Pollution experts have "serious scientific concerns" that newly unveiled U.S. air quality standards may pose risks to human health and welfare, according to a letter made public Tuesday.
WASHINGTON Pollution experts have "serious scientific concerns" that newly unveiled U.S. air quality standards may pose risks to human health and welfare, according to a letter made public Tuesday.
The experts, all charter members of a key advisory panel to the U.S. Environmental Protection Agency, questioned the agency's decision to keep annual standards for fine soot particles at the same level they have been since 1997.
The panel's scientists, along with a broad range of environmental and health groups, had sought to lower the amount of soot permissible, citing research that showed health risks from even small amounts over the course of a year.
"There is clear and convincing evidence that significant adverse human-health effects occur in response to short-term and chronic particulate matter exposures at or below 15 micrograms per cubic meter (of air), the level of the current annual ... standard," the experts wrote in a Sept. 29 letter to EPA Administrator Stephen Johnson.

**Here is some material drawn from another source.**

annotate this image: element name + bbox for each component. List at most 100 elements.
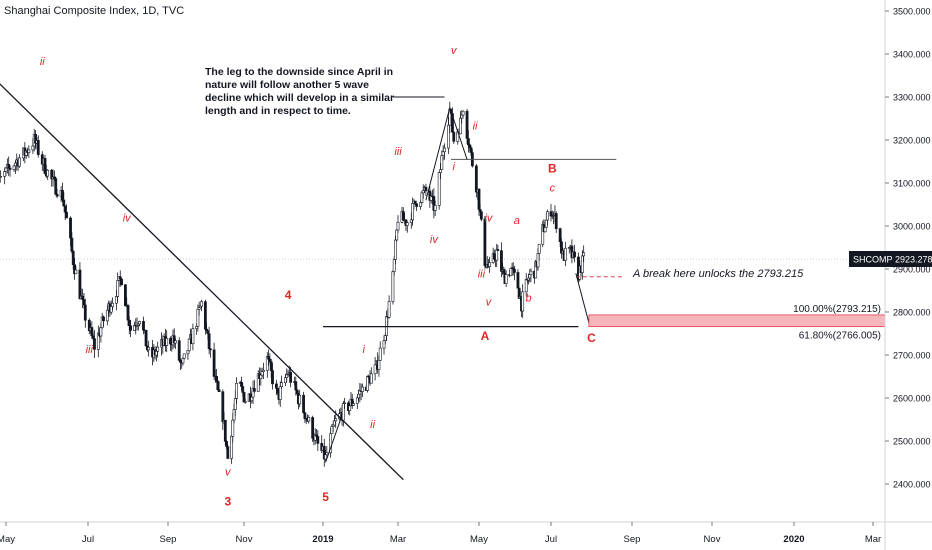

Johnson announced the decision to leave this standard unchanged on Sept. 21, saying it offered "cleaner air to all Americans," and would reduce premature deaths, heart attacks and hospital stays for people with heart and lung disease and bring health benefits valued at between $20 billion and $160 billion a year.
While Johnson agreed with the advisory panel to strengthen daily air quality standards by nearly 50 percent, he did not follow their recommendation to reduce the annual standard to 13 or 14 micrograms per cubic meter of air.
Rogene Henderson of the Lovelace Respiratory Research Institute, who chairs EPA's Clean Air Scientific Advisory Committee and who signed the letter along with six other panel members, said the key concern was for health and welfare.
"The main thing is to protect the public health," Henderson said in a telephone interview from Albuquerque, New Mexico. The unchanged annual standards do not provide a margin of safety, as stipulated by the U.S. Clean Air Act.
EPA spokeswoman Jennifer Wood, in an e-mail response to questions about the scientists' letter, said, "Where the science was clear, EPA took clear action."
"Administrator Johnson fully considered the science, (the panel's) advice about the science and more than 120,000 public comments in making his policy decisions about the appropriate levels of the particle pollution standards," Wood said.
However, Henderson and others have noted that 20 of the 22 members of the full advisory committee advised more stringent annual standards. The two who advised against tightening the standards were a former longtime employee of General Motors and the former president of the Chemical Industry Institute of Toxicology, funded by chemical companies.
"I think they did present the industry viewpoint," Henderson said of these two members. "They would say they based it on science."